The Standard & Poor’s/Case-Shiller home-price index released Tuesday showed that prices dropped in January from December in 16 of 19 cities tracked.
The steepest declines were in San Francisco, Atlanta and Portland. Prices increased in Miami, Phoenix and Washington. Price information for Charlotte was delayed and therefore not included in the report.
The declines partly reflect typical offseason sales. The month-over-month data are not adjusted for seasonal factors.
Still, prices fell in 17 of the 20 cities in January compared to the same month in 2011. The group’s nationwide index of prices has fallen 34 percent since the housing bust and is now at 2002 levels.
The continued drop in prices suggests the housing market remains weak, even after the best winter for home sales in five years and steady improvement in the job market.
“Despite some positive economic signs, home prices continued to drop,” said David M. Blitzer, chairman of S&P’s index committee.
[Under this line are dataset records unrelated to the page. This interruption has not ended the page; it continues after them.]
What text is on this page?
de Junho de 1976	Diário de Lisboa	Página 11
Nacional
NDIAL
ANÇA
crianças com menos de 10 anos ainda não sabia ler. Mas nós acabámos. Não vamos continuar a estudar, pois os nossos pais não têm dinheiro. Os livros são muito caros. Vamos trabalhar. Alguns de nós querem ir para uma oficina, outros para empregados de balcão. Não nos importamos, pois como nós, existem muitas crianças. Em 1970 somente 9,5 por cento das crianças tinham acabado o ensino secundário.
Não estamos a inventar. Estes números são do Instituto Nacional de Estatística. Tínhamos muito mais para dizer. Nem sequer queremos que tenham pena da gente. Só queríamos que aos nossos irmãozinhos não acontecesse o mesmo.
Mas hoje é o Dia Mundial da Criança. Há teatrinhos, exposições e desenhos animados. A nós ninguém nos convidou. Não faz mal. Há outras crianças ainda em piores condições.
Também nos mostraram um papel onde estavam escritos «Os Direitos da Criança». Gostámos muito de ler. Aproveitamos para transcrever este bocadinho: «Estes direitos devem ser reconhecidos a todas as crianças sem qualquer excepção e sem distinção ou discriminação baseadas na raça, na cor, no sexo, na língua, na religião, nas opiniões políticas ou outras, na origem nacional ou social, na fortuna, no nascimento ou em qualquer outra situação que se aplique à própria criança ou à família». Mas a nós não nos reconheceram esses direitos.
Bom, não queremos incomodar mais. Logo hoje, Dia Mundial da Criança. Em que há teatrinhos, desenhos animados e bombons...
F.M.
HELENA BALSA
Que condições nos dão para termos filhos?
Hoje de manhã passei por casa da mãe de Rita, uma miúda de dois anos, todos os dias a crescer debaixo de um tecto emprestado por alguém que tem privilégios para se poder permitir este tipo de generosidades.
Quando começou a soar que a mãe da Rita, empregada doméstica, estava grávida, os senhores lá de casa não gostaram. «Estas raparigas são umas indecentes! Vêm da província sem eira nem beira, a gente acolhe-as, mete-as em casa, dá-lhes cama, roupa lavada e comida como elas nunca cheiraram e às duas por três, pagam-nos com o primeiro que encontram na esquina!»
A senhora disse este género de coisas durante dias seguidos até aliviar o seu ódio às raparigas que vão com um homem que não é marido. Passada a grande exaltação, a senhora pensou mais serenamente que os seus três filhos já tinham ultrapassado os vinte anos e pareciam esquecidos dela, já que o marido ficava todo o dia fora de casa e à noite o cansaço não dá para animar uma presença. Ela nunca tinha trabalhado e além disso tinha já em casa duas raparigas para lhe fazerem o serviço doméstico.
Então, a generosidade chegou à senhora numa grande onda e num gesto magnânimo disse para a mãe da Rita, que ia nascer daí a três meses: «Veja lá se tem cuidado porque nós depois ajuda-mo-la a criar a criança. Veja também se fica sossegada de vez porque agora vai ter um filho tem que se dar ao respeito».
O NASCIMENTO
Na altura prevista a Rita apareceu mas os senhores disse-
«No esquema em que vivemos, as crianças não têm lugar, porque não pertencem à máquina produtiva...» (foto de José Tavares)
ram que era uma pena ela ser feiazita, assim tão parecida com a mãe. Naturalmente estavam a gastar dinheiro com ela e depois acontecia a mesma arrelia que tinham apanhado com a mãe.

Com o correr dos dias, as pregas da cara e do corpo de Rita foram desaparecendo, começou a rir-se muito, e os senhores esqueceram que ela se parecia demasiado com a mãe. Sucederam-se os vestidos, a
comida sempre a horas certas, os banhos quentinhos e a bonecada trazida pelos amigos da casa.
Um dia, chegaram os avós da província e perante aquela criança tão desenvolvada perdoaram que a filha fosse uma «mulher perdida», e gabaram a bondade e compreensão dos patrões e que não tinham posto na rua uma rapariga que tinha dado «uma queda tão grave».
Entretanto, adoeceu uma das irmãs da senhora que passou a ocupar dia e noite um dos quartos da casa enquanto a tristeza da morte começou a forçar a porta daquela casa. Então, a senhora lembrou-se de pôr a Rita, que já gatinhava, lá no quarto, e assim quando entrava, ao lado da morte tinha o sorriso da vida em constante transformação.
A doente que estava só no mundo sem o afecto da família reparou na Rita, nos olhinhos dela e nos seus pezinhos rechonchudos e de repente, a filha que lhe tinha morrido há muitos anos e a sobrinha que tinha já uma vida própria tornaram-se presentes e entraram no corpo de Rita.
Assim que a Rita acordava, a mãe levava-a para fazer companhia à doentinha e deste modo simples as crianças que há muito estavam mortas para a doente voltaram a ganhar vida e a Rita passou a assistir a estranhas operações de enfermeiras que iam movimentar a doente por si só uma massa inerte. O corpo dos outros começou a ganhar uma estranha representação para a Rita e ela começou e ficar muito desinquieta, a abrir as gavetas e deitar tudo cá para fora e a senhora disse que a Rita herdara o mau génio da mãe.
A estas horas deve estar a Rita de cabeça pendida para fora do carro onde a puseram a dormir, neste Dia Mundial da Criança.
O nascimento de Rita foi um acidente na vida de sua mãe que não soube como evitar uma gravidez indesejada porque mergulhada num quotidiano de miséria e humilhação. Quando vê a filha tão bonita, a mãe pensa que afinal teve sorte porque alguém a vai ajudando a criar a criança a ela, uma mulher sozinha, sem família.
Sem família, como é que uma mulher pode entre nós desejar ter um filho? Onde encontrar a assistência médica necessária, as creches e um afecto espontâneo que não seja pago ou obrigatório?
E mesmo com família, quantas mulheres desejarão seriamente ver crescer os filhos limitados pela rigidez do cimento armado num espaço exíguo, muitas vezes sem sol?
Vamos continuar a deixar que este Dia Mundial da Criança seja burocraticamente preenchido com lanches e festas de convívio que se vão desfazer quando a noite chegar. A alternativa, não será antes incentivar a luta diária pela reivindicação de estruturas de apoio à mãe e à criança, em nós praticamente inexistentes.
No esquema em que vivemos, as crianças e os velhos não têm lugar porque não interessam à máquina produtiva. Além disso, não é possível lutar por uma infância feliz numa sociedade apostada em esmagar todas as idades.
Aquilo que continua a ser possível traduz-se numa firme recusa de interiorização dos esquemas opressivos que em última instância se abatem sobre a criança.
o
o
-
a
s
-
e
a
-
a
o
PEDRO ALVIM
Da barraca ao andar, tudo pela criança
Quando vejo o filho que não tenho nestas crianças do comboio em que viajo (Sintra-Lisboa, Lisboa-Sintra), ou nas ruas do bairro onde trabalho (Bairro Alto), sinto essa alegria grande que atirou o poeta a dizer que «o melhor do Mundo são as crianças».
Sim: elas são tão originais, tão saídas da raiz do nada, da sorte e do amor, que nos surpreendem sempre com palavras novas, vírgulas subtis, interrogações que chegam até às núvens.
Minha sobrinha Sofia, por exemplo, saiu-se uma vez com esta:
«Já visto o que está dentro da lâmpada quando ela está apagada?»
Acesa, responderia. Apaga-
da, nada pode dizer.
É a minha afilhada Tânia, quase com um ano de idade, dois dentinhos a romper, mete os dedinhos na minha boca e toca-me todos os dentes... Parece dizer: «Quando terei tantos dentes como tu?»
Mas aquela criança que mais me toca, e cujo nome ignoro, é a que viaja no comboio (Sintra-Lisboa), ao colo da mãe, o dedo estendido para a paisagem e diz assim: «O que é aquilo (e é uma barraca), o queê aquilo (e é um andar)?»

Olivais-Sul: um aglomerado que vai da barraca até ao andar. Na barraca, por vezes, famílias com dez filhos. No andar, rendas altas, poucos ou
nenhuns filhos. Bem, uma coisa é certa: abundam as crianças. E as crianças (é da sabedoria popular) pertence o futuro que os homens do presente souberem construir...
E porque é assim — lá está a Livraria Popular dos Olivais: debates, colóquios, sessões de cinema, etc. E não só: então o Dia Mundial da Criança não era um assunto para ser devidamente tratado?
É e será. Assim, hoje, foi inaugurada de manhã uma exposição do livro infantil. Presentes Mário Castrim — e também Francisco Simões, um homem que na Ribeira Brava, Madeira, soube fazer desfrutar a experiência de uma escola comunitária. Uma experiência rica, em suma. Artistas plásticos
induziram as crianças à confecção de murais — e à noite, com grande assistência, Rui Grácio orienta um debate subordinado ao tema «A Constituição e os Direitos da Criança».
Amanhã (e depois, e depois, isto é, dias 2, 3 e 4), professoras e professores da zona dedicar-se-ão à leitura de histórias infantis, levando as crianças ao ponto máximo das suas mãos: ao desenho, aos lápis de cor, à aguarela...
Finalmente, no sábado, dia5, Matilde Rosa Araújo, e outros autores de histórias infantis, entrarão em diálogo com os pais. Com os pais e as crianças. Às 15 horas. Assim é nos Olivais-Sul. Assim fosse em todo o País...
Eight cities — Atlanta, Chicago, Cleveland, Las Vegas, New York, Portland, Seattle and Tampa, Fla. — are now back at 2000 levels or earlier. Only Denver, Detroit and Phoenix posted year-over-year increases.
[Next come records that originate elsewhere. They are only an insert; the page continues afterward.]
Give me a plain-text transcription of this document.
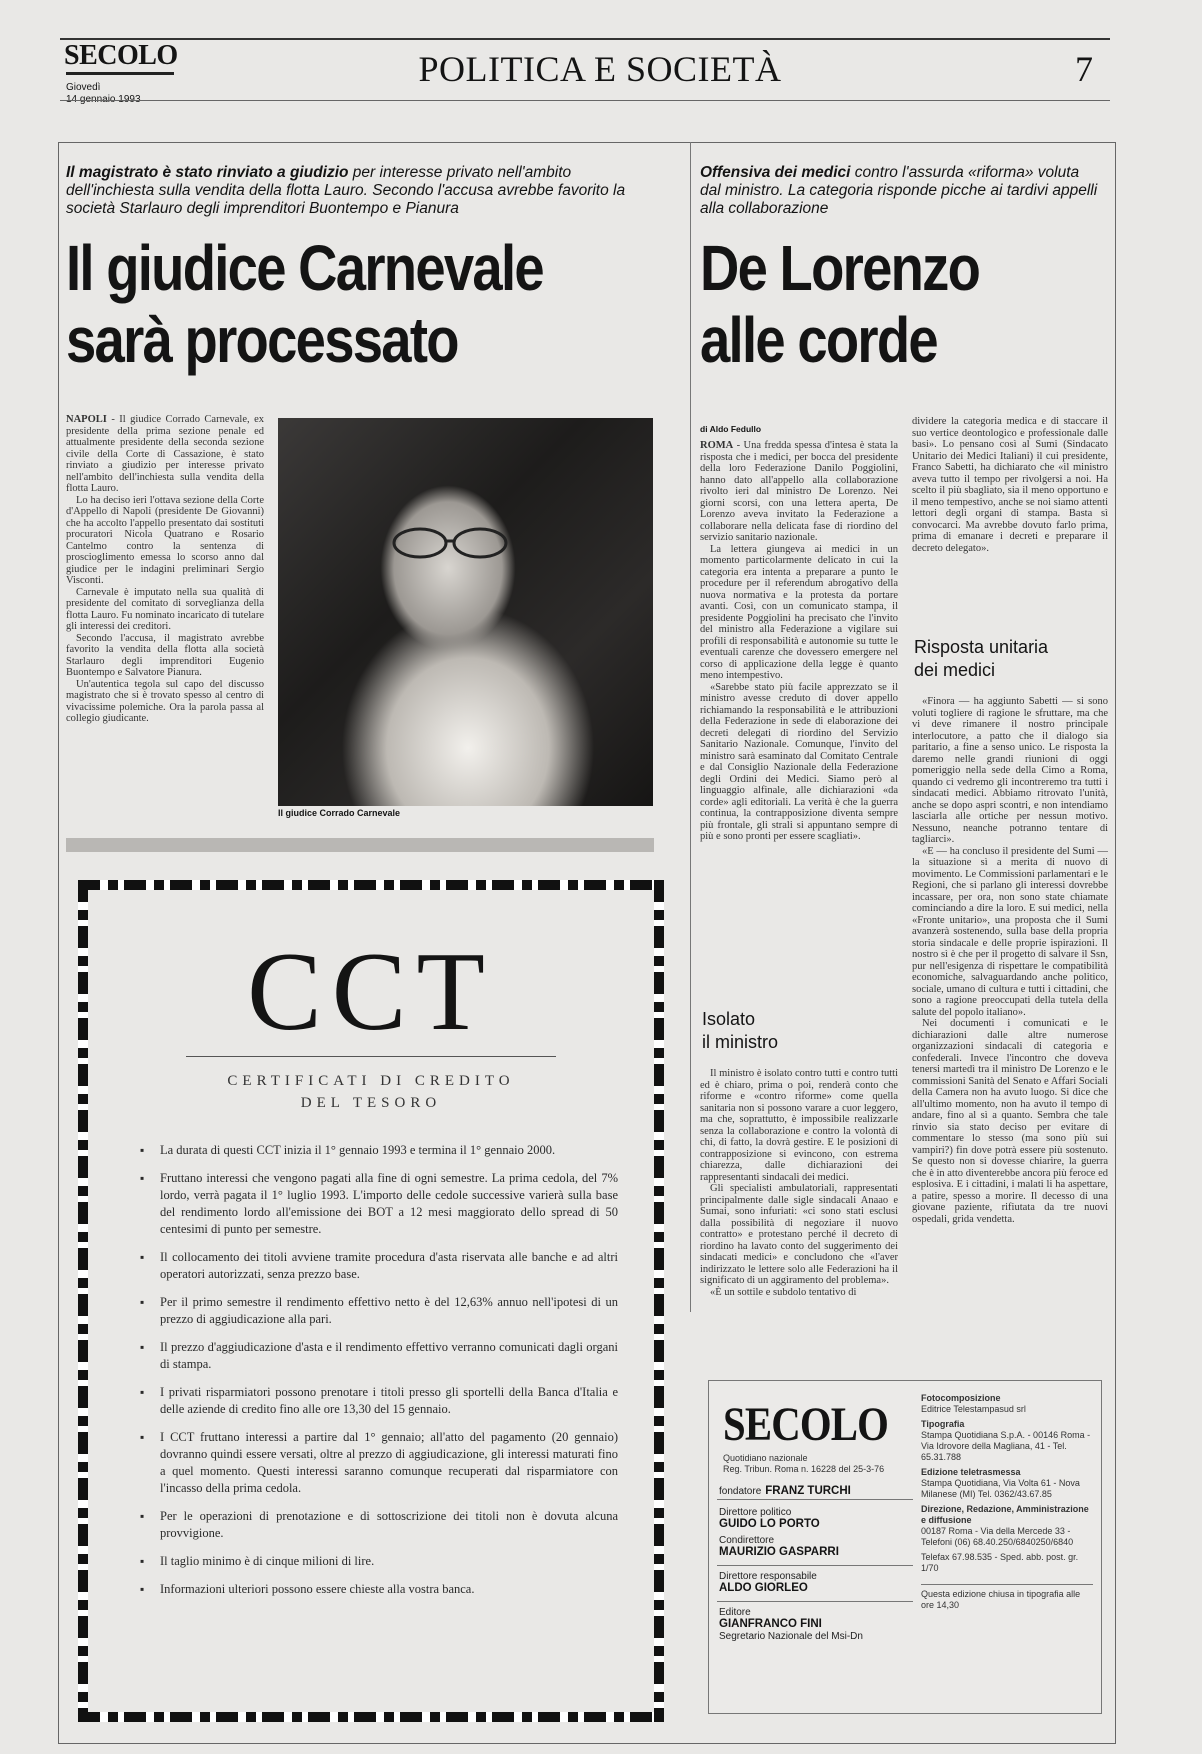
SECOLO
Giovedì	POLITICA E SOCIETÀ	7
Il magistrato è stato rinviato a giudizio per interesse privato nell'ambito dell'inchiesta sulla vendita della flotta Lauro. Secondo l'accusa avrebbe favorito la società Starlauro degli imprenditori Buontempo e Pianura
Il giudice Carnevale
sarà processato

NAPOLI - Il giudice Corrado Carnevale, ex presidente della prima sezione penale ed attualmente presidente della seconda sezione civile della Corte di Cassazione, è stato rinviato a giudizio per interesse privato nell'ambito dell'inchiesta sulla vendita della flotta Lauro.

Lo ha deciso ieri l'ottava sezione della Corte d'Appello di Napoli (presidente De Giovanni) che ha accolto l'appello presentato dai sostituti procuratori Nicola Quatrano e Rosario Cantelmo contro la sentenza di proscioglimento emessa lo scorso anno dal giudice per le indagini preliminari Sergio Visconti.

Carnevale è imputato nella sua qualità di presidente del comitato di sorveglianza della flotta Lauro. Fu nominato incaricato di tutelare gli interessi dei creditori.

Secondo l'accusa, il magistrato avrebbe favorito la vendita della flotta alla società Starlauro degli imprenditori Eugenio Buontempo e Salvatore Pianura.

Un'autentica tegola sul capo del discusso magistrato che si è trovato spesso al centro di vivacissime polemiche. Ora la parola passa al collegio giudicante.

Il giudice Corrado Carnevale
CCT
CERTIFICATI DI CREDITO
DEL TESORO
▪ La durata di questi CCT inizia il 1° gennaio 1993 e termina il 1° gennaio 2000.
▪ Fruttano interessi che vengono pagati alla fine di ogni semestre. La prima cedola, del 7% lordo, verrà pagata il 1° luglio 1993. L'importo delle cedole successive varierà sulla base del rendimento lordo all'emissione dei BOT a 12 mesi maggiorato dello spread di 50 centesimi di punto per semestre.
▪ Il collocamento dei titoli avviene tramite procedura d'asta riservata alle banche e ad altri operatori autorizzati, senza prezzo base.
▪ Per il primo semestre il rendimento effettivo netto è del 12,63% annuo nell'ipotesi di un prezzo di aggiudicazione alla pari.
▪ Il prezzo d'aggiudicazione d'asta e il rendimento effettivo verranno comunicati dagli organi di stampa.
▪ I privati risparmiatori possono prenotare i titoli presso gli sportelli della Banca d'Italia e delle aziende di credito fino alle ore 13,30 del 15 gennaio.
▪ I CCT fruttano interessi a partire dal 1° gennaio; all'atto del pagamento (20 gennaio) dovranno quindi essere versati, oltre al prezzo di aggiudicazione, gli interessi maturati fino a quel momento. Questi interessi saranno comunque recuperati dal risparmiatore con l'incasso della prima cedola.
▪ Per le operazioni di prenotazione e di sottoscrizione dei titoli non è dovuta alcuna provvigione.
▪ Il taglio minimo è di cinque milioni di lire.
▪ Informazioni ulteriori possono essere chieste alla vostra banca.
Offensiva dei medici contro l'assurda «riforma» voluta dal ministro. La categoria risponde picche ai tardivi appelli alla collaborazione
De Lorenzo
alle corde
di Aldo Fedullo

ROMA - Una fredda spessa d'intesa è stata la risposta che i medici, per bocca del presidente della loro Federazione Danilo Poggiolini, hanno dato all'appello alla collaborazione rivolto ieri dal ministro De Lorenzo. Nei giorni scorsi, con una lettera aperta, De Lorenzo aveva invitato la Federazione a collaborare nella delicata fase di riordino del servizio sanitario nazionale.

La lettera giungeva ai medici in un momento particolarmente delicato in cui la categoria era intenta a preparare a punto le procedure per il referendum abrogativo della nuova normativa e la protesta da portare avanti. Così, con un comunicato stampa, il presidente Poggiolini ha precisato che l'invito del ministro alla Federazione a vigilare sui profili di responsabilità e autonomie su tutte le eventuali carenze che dovessero emergere nel corso di applicazione della legge è quanto meno intempestivo.

«Sarebbe stato più facile apprezzato se il ministro avesse creduto di dover appello richiamando la responsabilità e le attribuzioni della Federazione in sede di elaborazione dei decreti delegati di riordino del Servizio Sanitario Nazionale. Comunque, l'invito del ministro sarà esaminato dal Comitato Centrale e dal Consiglio Nazionale della Federazione degli Ordini dei Medici. Siamo però al linguaggio alfinale, alle dichiarazioni «da corde» agli editoriali. La verità è che la guerra continua, la contrapposizione diventa sempre più frontale, gli strali si appuntano sempre di più e sono pronti per essere scagliati».

Isolato
il ministro

Il ministro è isolato contro tutti e contro tutti ed è chiaro, prima o poi, renderà conto che riforme e «contro riforme» come quella sanitaria non si possono varare a cuor leggero, ma che, soprattutto, è impossibile realizzarle senza la collaborazione e contro la volontà di chi, di fatto, la dovrà gestire. E le posizioni di contrapposizione si evincono, con estrema chiarezza, dalle dichiarazioni dei rappresentanti sindacali dei medici.

Gli specialisti ambulatoriali, rappresentati principalmente dalle sigle sindacali Anaao e Sumai, sono infuriati: «ci sono stati esclusi dalla possibilità di negoziare il nuovo contratto» e protestano perché il decreto di riordino ha lavato conto del suggerimento dei sindacati medici» e concludono che «l'aver indirizzato le lettere solo alle Federazioni ha il significato di un aggiramento del problema».

«È un sottile e subdolo tentativo di

dividere la categoria medica e di staccare il suo vertice deontologico e professionale dalle basi». Lo pensano così al Sumi (Sindacato Unitario dei Medici Italiani) il cui presidente, Franco Sabetti, ha dichiarato che «il ministro aveva tutto il tempo per rivolgersi a noi. Ha scelto il più sbagliato, sia il meno opportuno e il meno tempestivo, anche se noi siamo attenti lettori degli organi di stampa. Basta sì convocarci. Ma avrebbe dovuto farlo prima, prima di emanare i decreti e preparare il decreto delegato».

Risposta unitaria
dei medici

«Finora — ha aggiunto Sabetti — si sono voluti togliere di ragione le sfruttare, ma che vi deve rimanere il nostro principale interlocutore, a patto che il dialogo sia paritario, a fine a senso unico. Le risposta la daremo nelle grandi riunioni di oggi pomeriggio nella sede della Cimo a Roma, quando ci vedremo gli incontreremo tra tutti i sindacati medici. Abbiamo ritrovato l'unità, anche se dopo aspri scontri, e non intendiamo lasciarla alle ortiche per nessun motivo. Nessuno, neanche potranno tentare di tagliarci».

«E — ha concluso il presidente del Sumi — la situazione sì a merita di nuovo di movimento. Le Commissioni parlamentari e le Regioni, che si parlano gli interessi dovrebbe incassare, per ora, non sono state chiamate cominciando a dire la loro. E sui medici, nella «Fronte unitario», una proposta che il Sumi avanzerà sostenendo, sulla base della propria storia sindacale e delle proprie ispirazioni. Il nostro sì è che per il progetto di salvare il Ssn, pur nell'esigenza di rispettare le compatibilità economiche, salvaguardando anche politico, sociale, umano di cultura e tutti i cittadini, che sono a ragione preoccupati della tutela della salute del popolo italiano».

Nei documenti i comunicati e le dichiarazioni dalle altre numerose organizzazioni sindacali di categoria e confederali. Invece l'incontro che doveva tenersi martedì tra il ministro De Lorenzo e le commissioni Sanità del Senato e Affari Sociali della Camera non ha avuto luogo. Si dice che all'ultimo momento, non ha avuto il tempo di andare, fino al sì a quanto. Sembra che tale rinvio sia stato deciso per evitare di commentare lo stesso (ma sono più sui vampiri?) fin dove potrà essere più sostenuto. Se questo non si dovesse chiarire, la guerra che è in atto diventerebbe ancora più feroce ed esplosiva. E i cittadini, i malati li ha aspettare, a patire, spesso a morire. Il decesso di una giovane paziente, rifiutata da tre nuovi ospedali, grida vendetta.

SECOLO
Quotidiano nazionale
Reg. Tribun. Roma n. 16228 del 25-3-76
fondatore FRANZ TURCHI
Direttore politico
GUIDO LO PORTO
Condirettore
MAURIZIO GASPARRI
Direttore responsabile
ALDO GIORLEO
Editore
GIANFRANCO FINI
Segretario Nazionale del Msi-Dn
Fotocomposizione
Editrice Telestampasud srl
Tipografia
Stampa Quotidiana S.p.A. - 00146 Roma - Via Idrovore della Magliana, 41 - Tel. 65.31.788
Edizione teletrasmessa
Stampa Quotidiana, Via Volta 61 - Nova Milanese (MI) Tel. 0362/43.67.85
Direzione, Redazione, Amministrazione e diffusione
00187 Roma - Via della Mercede 33 - Telefoni (06) 68.40.250/6840250/6840
Telefax 67.98.535 - Sped. abb. post. gr. 1/70
Questa edizione chiusa in tipografia alle ore 14,30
Analysts were quick to note that prices are expected to rise modestly throughout much of 2012.
“It’s going to be tempting to look at home price declines and see a still-faltering housing recovery, but that’s just not the case,” said Stan Humphries, chief economist for housing website Zillow.com. “The reality is that home prices and home sales will be moving” higher.
The Case-Shiller monthly index covers half of all U.S. homes. It measures prices compared with those in January 2000 and creates a three-month moving average. The January data are the latest available.
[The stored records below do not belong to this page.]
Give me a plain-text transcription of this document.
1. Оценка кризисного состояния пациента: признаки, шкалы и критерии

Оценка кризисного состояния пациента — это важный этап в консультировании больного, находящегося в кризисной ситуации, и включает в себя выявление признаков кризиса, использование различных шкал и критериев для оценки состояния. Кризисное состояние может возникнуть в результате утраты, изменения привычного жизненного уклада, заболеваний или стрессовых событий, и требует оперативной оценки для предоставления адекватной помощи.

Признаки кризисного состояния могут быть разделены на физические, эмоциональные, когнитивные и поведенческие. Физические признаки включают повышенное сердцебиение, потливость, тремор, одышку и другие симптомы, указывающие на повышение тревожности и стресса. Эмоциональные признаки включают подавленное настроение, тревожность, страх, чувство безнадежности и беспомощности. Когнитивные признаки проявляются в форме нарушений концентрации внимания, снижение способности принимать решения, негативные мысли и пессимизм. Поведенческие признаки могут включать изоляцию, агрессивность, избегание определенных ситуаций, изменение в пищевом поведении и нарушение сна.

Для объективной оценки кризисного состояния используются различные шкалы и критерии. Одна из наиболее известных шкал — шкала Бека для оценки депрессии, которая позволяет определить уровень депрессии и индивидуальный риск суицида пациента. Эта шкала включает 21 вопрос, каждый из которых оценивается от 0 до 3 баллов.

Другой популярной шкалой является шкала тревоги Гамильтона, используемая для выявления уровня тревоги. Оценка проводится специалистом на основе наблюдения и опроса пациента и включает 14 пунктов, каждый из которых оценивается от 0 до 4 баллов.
Some economists say sales increases could stop prices from falling further by early spring. Home prices tend to follow sales by about six months. When sales rise, prices rise, too, and an increase in prices would likely create a positive cycle.
Homes are the most affordable they’ve been in decades. And mortgage rates are just above record lows.
The job market is also getting stronger. The economy has added an average of 245,000 jobs per month from December through February. The unemployment rate has fallen to 8.3 percent, the lowest in three years.
Conditions are improving for those in position to buy a home. Still, many people can’t afford to buy or are unable to qualify for mortgage. Some people in position to buy are holding off, worried that prices could fall even further.
The biggest reason why prices are still falling is foreclosures, which are still high across the country. Foreclosures and short sales — when a lender accepts less for a home than what is owed on a mortgage — are selling at an average discount of 20 percent.
Foreclosure activity surged in February across half of U.S. states. The pace of foreclosures is increasing after all 50 U.S. states reached a $25 billion settlement last month with the nation’s five biggest mortgage lenders over foreclosure abuses. Many foreclosures had been stuck in limbo as the 16-month government investigation into foreclosure paperwork problems dragged on.